Test resultsopen allclose all
Species / strain:
S. typhimurium TA 1535, TA 1537, TA 98 and TA 100
Metabolic activation:
with and without
Genotoxicity:
negative
Cytotoxicity / choice of top concentrations:
no cytotoxicity
Vehicle controls validity:
valid
Positive controls validity:
valid
Species / strain:
E. coli WP2 uvr A
Metabolic activation:
with and without
Genotoxicity:
negative
Cytotoxicity / choice of top concentrations:
no cytotoxicity
Vehicle controls validity:
valid
Positive controls validity:
valid
Additional information on results:
TEST-SPECIFIC CONFOUNDING FACTORS
- Precipitation: Precipitation of LiPF6 on the plates was not observed at the start or at the end of the incubation period.

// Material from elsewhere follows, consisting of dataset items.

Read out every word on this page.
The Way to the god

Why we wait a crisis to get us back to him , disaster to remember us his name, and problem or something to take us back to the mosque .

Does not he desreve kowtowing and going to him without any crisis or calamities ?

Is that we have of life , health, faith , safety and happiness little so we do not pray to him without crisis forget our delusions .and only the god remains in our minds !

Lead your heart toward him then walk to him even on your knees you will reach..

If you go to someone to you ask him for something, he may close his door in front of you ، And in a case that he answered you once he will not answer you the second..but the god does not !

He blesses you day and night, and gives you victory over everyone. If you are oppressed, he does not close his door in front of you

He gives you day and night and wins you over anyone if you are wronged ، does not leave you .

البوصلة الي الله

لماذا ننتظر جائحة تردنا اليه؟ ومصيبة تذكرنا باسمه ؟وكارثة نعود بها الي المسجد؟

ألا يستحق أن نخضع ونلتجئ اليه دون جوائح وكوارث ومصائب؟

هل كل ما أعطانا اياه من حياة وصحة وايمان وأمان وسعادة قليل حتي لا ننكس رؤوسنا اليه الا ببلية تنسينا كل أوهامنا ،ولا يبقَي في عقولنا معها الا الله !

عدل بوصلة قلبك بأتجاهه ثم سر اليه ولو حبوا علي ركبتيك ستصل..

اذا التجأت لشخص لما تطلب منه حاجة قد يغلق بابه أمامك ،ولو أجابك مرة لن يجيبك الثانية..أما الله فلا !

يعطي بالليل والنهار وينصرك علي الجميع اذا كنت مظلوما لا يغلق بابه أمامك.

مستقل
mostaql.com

RANGE-FINDING/SCREENING STUDIES:
Precipitate: Precipitation of LiPF6 on the plates was not observed at the start or at the end of the incubation period in both tester strains.
Toxicity: No reduction of the bacterial background lawn and no biologically relevant decrease in the number of revertants were observed.
Mutagenicity: In the dose range finding test, no increase in the number of revertants was observed upon treatment with LiPF6 under all conditions tested.

COMPARISON WITH HISTORICAL CONTROL DATA:
The negative and strain-specific positive control values were within our laboratory historical control data ranges indicating that the test conditions were adequate and that the metabolic activation system functioned properly.

ADDITIONAL INFORMATION ON CYTOTOXICITY:
Remarks on result:
other: all strains/cell types tested
Remarks:
Migrated from field 'Test system'.

Applicant's summary and conclusion

Conclusions:
Interpretation of results (migrated information):
negative

All bacterial strains showed negative responses over the entire dose range, i.e. no significant dose-related increase in the number of revertants in two independently repeated experiments.
The negative and strain-specific positive control values were within our laboratory historical control data ranges indicating that the test conditions were adequate and that the metabolic activation system functioned properly.
Based on the results of this study it is concluded that LiPF6 is not mutagenic in the Salmonella typhimurium reverse mutation assay and in the Escherichia coli reverse mutation assay.